Tuesday 5 February 2008

Scally In The Bin Room

In Dovecot Towers the other day, I found a scallie in the bin room. He wasn’t doing anything wrong, but was slumped on the floor, drinking supermarket cooking lager. The bin room has grates instead of windows to let fresh air circulate; he must have been freezing. He was of course wearing his hoody, and dressed from head to toe in black, but seemed extremely embarrassed. The main door has been broken for two months now, and he might have wandered in. He might even live here.

Recently, I have noticed a lot of scallies hereabout. Landlords have entrenched ideas about who makes the ideal rent payer, and scallies are at the bottom of that list, especially unemployed examples. Current economic turmoil is challenging the stereotypes long treasured by landlords who - since they won’t actually live in the flats themselves- select a mirror image to dwell in their investment. Even being employed isn’t enough; the perfect tenants are established professionals, non-smokers, compulsive cleaners, all obsessive about paying rent on time. Letting agents even check your fingernails.

When I first moved in, I half expected to look around at five thirty and watch a battalion of bowler-hatted city types making their way home to Dovecot Towers. But most solicitors, accountants and internet millionaires with psychological cleaning problems have property of their own, forcing landlords to let go of their desires and accept that ordinary people had better move in pronto if they wish to avoid repossession and ruin. These replacements may or may not have jobs, as long as they pay the rent and behave themselves, then everyone is happy.

I used to live in Glasgow. Sartorially speaking, the Glaswegian equivalents of scallies - Neds - are the extreme opposite to their counterparts in North West England. Many Neds dress entirely in white, and pride themselves on their pristine, deceptively virginal clothing, whereas scallies dress completely in black (allegedly copied from criminals who wear black to stop police identifying them from their dress).
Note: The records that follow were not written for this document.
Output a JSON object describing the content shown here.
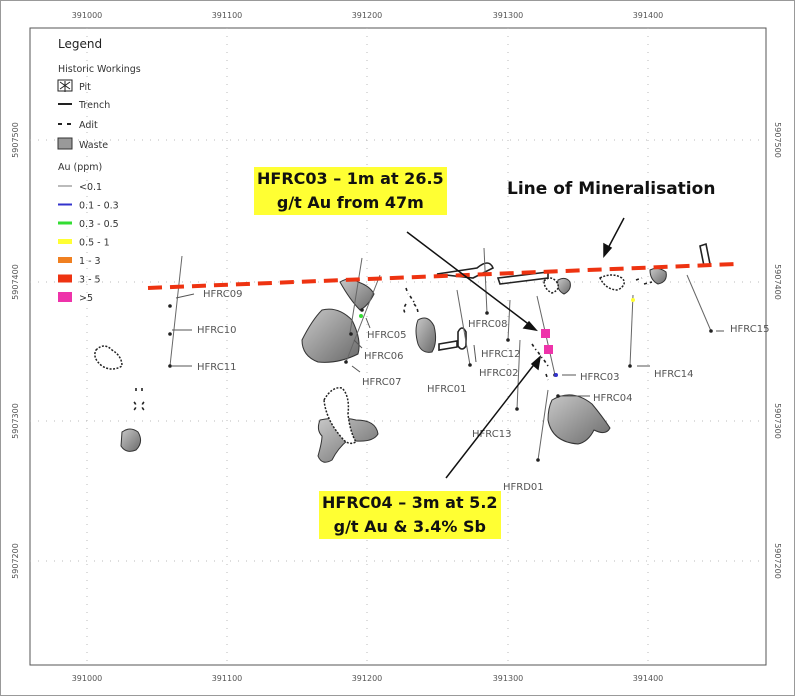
{
  "axes": {
    "x_ticks": [
      "391000",
      "391100",
      "391200",
      "391300",
      "391400"
    ],
    "y_ticks": [
      "5907500",
      "5907400",
      "5907300",
      "5907200"
    ]
  },
  "legend": {
    "title": "Legend",
    "historic_title": "Historic Workings",
    "historic": [
      "Pit",
      "Trench",
      "Adit",
      "Waste"
    ],
    "au_title": "Au (ppm)",
    "au_classes": [
      {
        "label": "<0.1",
        "color": "#777777"
      },
      {
        "label": "0.1 - 0.3",
        "color": "#3333cc"
      },
      {
        "label": "0.3 - 0.5",
        "color": "#33dd33"
      },
      {
        "label": "0.5 - 1",
        "color": "#ffff33"
      },
      {
        "label": "1 - 3",
        "color": "#f08020"
      },
      {
        "label": "3 - 5",
        "color": "#ee3311"
      },
      {
        "label": ">5",
        "color": "#ee33aa"
      }
    ]
  },
  "holes": [
    "HFRC09",
    "HFRC10",
    "HFRC11",
    "HFRC05",
    "HFRC06",
    "HFRC07",
    "HFRC08",
    "HFRC12",
    "HFRC02",
    "HFRC01",
    "HFRC03",
    "HFRC04",
    "HFRC13",
    "HFRD01",
    "HFRC14",
    "HFRC15"
  ],
  "annotations": {
    "hfrc03_line1": "HFRC03 – 1m at 26.5",
    "hfrc03_line2": "g/t Au from 47m",
    "hfrc04_line1": "HFRC04 – 3m at 5.2",
    "hfrc04_line2": "g/t Au & 3.4% Sb",
    "mineralisation": "Line of Mineralisation"
  },
  "colors": {
    "mineralisation_line": "#ee3311",
    "highlight": "#ffff33"
  }
}
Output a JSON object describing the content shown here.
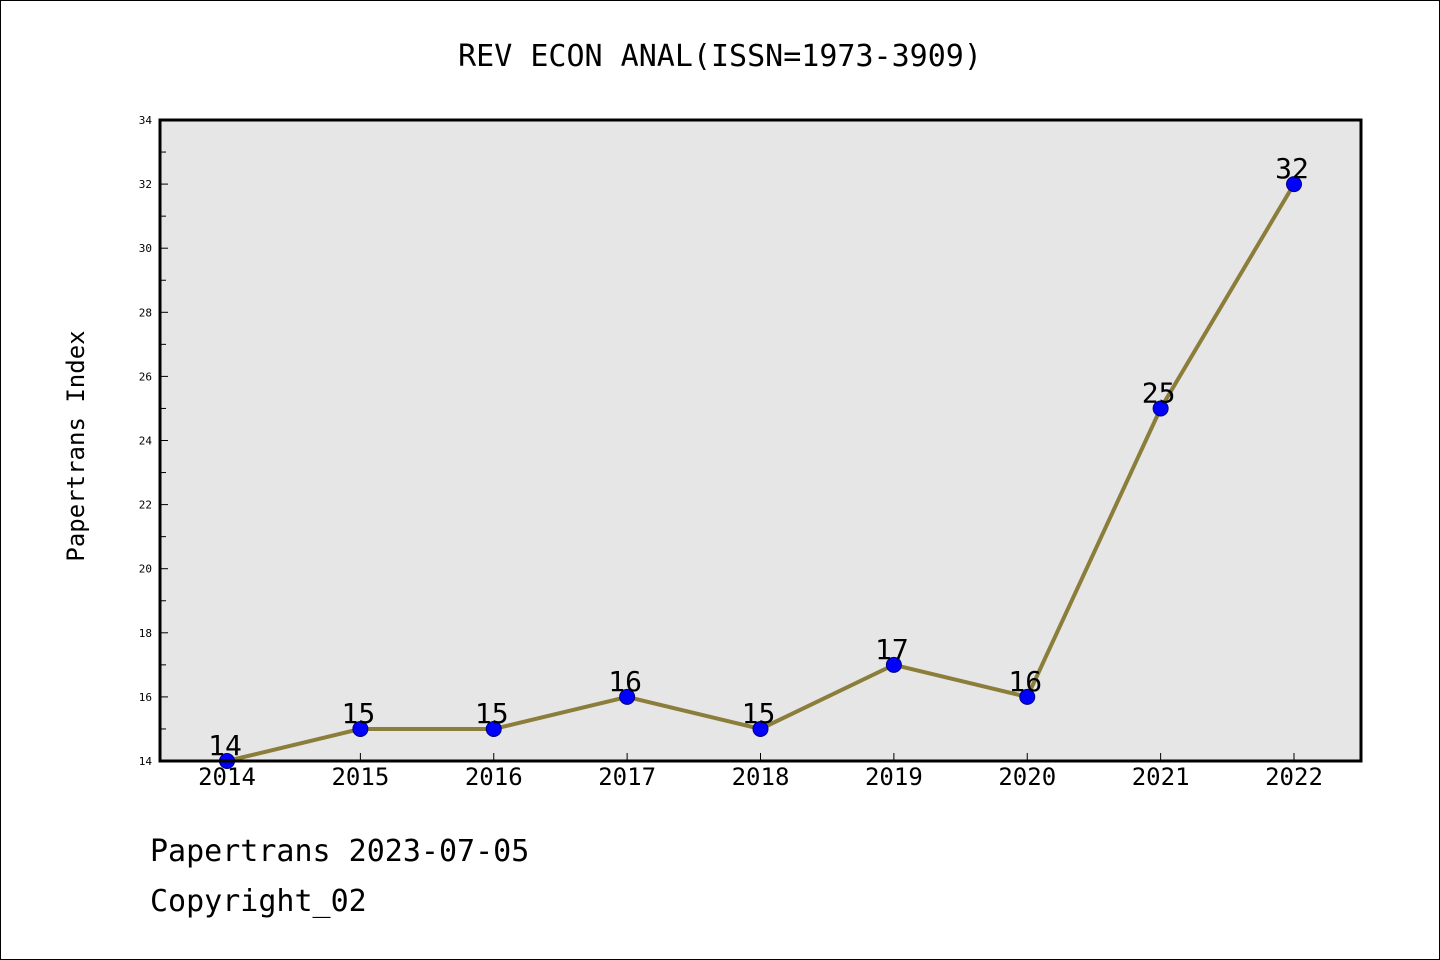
{
  "chart_data": {
    "type": "line",
    "title": "REV ECON ANAL(ISSN=1973-3909)",
    "ylabel": "Papertrans Index",
    "xlabel": "",
    "categories": [
      "2014",
      "2015",
      "2016",
      "2017",
      "2018",
      "2019",
      "2020",
      "2021",
      "2022"
    ],
    "values": [
      14,
      15,
      15,
      16,
      15,
      17,
      16,
      25,
      32
    ],
    "ylim": [
      14,
      34
    ],
    "yticks": [
      14,
      16,
      18,
      20,
      22,
      24,
      26,
      28,
      30,
      32,
      34
    ],
    "grid": false,
    "legend": "none",
    "colors": {
      "line": "#8b7d3a",
      "marker": "#0000ff",
      "marker_edge": "#000080",
      "plot_bg": "#e6e6e6"
    }
  },
  "footer": {
    "line1": "Papertrans 2023-07-05",
    "line2": "Copyright_02"
  }
}
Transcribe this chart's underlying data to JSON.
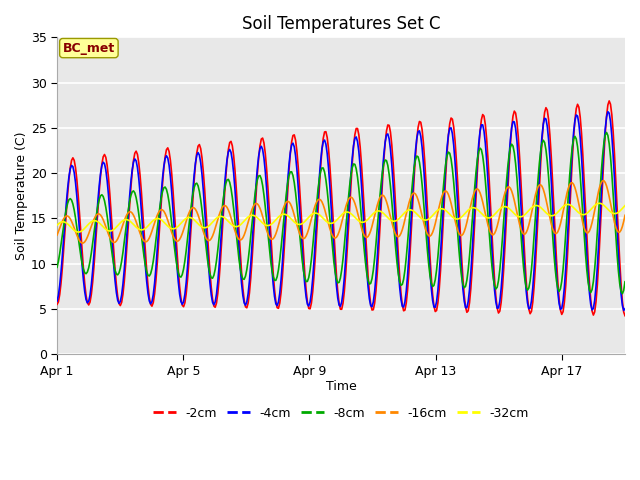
{
  "title": "Soil Temperatures Set C",
  "xlabel": "Time",
  "ylabel": "Soil Temperature (C)",
  "xlim_days": [
    0,
    18
  ],
  "ylim": [
    0,
    35
  ],
  "yticks": [
    0,
    5,
    10,
    15,
    20,
    25,
    30,
    35
  ],
  "xtick_labels": [
    "Apr 1",
    "Apr 5",
    "Apr 9",
    "Apr 13",
    "Apr 17"
  ],
  "xtick_positions": [
    0,
    4,
    8,
    12,
    16
  ],
  "colors": {
    "-2cm": "#ff0000",
    "-4cm": "#0000ff",
    "-8cm": "#00aa00",
    "-16cm": "#ff8800",
    "-32cm": "#ffff00"
  },
  "annotation_text": "BC_met",
  "annotation_box_facecolor": "#ffff99",
  "annotation_box_edgecolor": "#999900",
  "annotation_text_color": "#880000",
  "fig_facecolor": "#ffffff",
  "plot_facecolor": "#e8e8e8",
  "grid_color": "#ffffff",
  "title_fontsize": 12,
  "axis_label_fontsize": 9,
  "tick_fontsize": 9,
  "legend_fontsize": 9
}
If Neds and Scallies ever met, a nuclear event would ensue, and I fear the world would end. Incidentally, the word Ned was originally thought to derive from Non Educated Delinquent, until a Ned wrote to a Glasgow paper, pointing out that the grammatically correct phrase is actually Un Educated Delinquent, which would have made them Ueds.

‘Gentrification’ is a pious, snide, and snobby term, but increased rents were forcing established residents away from districts bordering the desirable Merchant City. Around Dovecot Towers, similar traffic is in reverse. As has been documented on rentergirl many times previously, there are too many empty flats, all scrabbling for the ‘good’ tenants. It seems that reality is enveloping these gated communities for students just passing through, or accountants on six month contracts, who move in with a wheelie bag and head home at weekends, or those of us destined to stay for a while. Dovecot Towers is being repopulated.

2 comments:

Anonymous said...

Did you see Panorama on Monday 4 February?

Panorama gave examples of the 'gifted deposit' sales trick - a developer negotiates the sale of a 200K flat with a punter offering to pay the punter's 15% deposit in exchange for a timely exchange. The punter (buying to let) gets an 85% mortgage. Result- Land Registry price 200K, price to punter 170K, effective buy-to-let mortgage 100% and no cash up front from the punter is required.

When the house of cards collapses the punter still owes the lender 170K. The house is repossessed and sold (in the Panorama example) for 75K. Result - the punter has no house and still owes the lender 95K. Very bad for both lender and punter. Tough luck also on the early birds suckered into paying the full price in a "rising market".

I am amazed that the law permits all this. How come that the lender can enforce a fire sale at such a ridiculous price? what about the liability of the surveyor? - common sense suggests a maximum loss of say 30% beyond which the lender in repossession is selling recklessly.

The spirit of Dovecot Towers seems to be alive and well and living in the south-east. According to Panorama, one enterprising 'owner' by the gifted deposit route set up a fraudulent bank in a flat. Someone else opened a brothel.

Isn't capitalism wonderful? Who said that the spirit of enterprise is dead?

Dave
7 February 2008

RenterGirl said...

Yes, I saw it Dave. When I say there's going to be a crash, I know landlords lured in by a the promise of quick return and in a precarious financial position will lose everything. However, in that programme no mention was made of the tenants, who will have been evicted when their landlord goes under. That's why I concentrate on tenants. And rents have been 'stabilising' across the country, with landlords having pound signs whirling in their eyes, when the returns should be expected over years from rises in equity, not from the coining it in from excessive rent. And there are many outposts of Dovecot Towers, as you have noticed. There's a housing shortage, and the government trumpets its policy of building new homes, Shelter has a campaign for new homes. But: nobody seems to ask: what kind of home should they build? I sometimes wonder if people think this blog is fiction. It is fact. That is scary.